Oswald Mosely was sent abroad to appeal to the “common destiny of the British race.” In order to politically integrate the increased importance of the Dominions, Parliament passed the “New Acts of Union (1943), the most significant renovation of Parliament since the Scottish and English Parliaments combined in 1707. Westminster would receive a new “middle house”, the Imperial Chamber elected by voters on the British Isles and and Dominions: South Africa, Australia, New Zealand, and Canada.5 The Imperial Minister (IM) ran His Majesty’s Imperial Government, the majority IMPs of which controlled the War Office, Foreign Office, Indian Office (appointed), Treasury, and Trade Ministry. The lower house governed local affairs, as did the Dominion Governments.

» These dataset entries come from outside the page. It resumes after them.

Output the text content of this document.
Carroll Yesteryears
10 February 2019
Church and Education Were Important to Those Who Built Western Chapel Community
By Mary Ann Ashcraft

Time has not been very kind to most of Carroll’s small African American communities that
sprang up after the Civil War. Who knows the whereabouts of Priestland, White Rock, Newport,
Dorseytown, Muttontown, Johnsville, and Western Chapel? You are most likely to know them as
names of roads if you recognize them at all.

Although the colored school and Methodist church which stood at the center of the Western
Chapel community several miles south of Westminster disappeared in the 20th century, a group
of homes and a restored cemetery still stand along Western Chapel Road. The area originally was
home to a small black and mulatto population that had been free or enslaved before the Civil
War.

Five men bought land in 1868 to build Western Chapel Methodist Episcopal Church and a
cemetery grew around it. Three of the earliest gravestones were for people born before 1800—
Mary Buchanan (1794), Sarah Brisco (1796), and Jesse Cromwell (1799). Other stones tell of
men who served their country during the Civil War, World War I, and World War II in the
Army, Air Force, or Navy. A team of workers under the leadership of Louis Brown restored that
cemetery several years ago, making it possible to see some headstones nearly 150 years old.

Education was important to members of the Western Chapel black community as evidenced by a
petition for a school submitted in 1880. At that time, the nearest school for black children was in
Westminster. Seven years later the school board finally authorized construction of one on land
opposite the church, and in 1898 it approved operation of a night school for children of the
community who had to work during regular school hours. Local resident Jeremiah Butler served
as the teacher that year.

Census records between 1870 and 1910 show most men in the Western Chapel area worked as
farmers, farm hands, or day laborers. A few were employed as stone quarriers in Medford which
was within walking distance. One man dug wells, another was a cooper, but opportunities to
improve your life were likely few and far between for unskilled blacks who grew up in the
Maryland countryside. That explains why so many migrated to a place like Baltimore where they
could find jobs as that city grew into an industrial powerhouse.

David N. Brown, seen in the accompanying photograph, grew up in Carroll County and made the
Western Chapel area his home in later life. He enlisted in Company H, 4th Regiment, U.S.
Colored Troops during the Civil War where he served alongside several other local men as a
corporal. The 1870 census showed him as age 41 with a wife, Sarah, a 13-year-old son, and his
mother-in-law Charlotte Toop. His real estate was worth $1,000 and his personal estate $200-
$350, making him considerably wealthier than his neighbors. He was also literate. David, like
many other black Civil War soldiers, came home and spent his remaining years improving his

So it was that Macmillan became the first Imperial Prime Minister, a man whom fate shaped for its own devices. By the time Soviet-German War ground to a stalemate in Moscow in in the winter of 1944, real British GDP growth experienced an annual, consecutive growth of 8%. Intensive investment in science and technology produced the first frontline squadron of Gloster Meteor jets and the atom bomb by new years of 1944, one year before America and Germany. A British nuclear demonstration over Russia’s remote tundra forced the peace of the Lisbon Conference in 1945 along the Kursk Demarcation Line (KDL).6 The USSR, resupplied by the United States7, posed a source of permanent insecurity to the Reich’s eastern frontier.8 Concerned by the frozen conflict to his East, hemmed in to the West by the Royal Navy, and and contained in Eurasia and the Caucasus by British control over Iraq, Iran, Suez, and the Levant; Hitler was forced to sign favorable trade terms for his European Empire with Britain. The United States remained powerful in the Western Hemisphere, but dared not venture to exert its influence past European Russia.
The British Empire occupied the role of a global balancing power, courted by all, but answerable to none. Westminster, revived and reconstituted, turned its attention to the “factors of American primacy.” It is at this point we must turn to the biopolitical program of the Macmillan era, the so-called “selective breeding” miracle that expanded by Empire’s Anglo-Saxon population to 130 million by 1970, and raised the average IQ by 3 points per generation.
One has to understand the entire generation of British political elites were utterly incapable of dealing cogently with reality, with Chamberlin’s faction the least delusional and Churchill the most. Since I didn’t want to distract from the exploration of realpolitik options at the time with a “fascist” wish fulfilment fantasy, I demoted Mosely to a PR ambassador from the centre to the right, much like Mussolini’s employment of Evola to liaise with hardline German elements. Mcmillan was the least implausible option.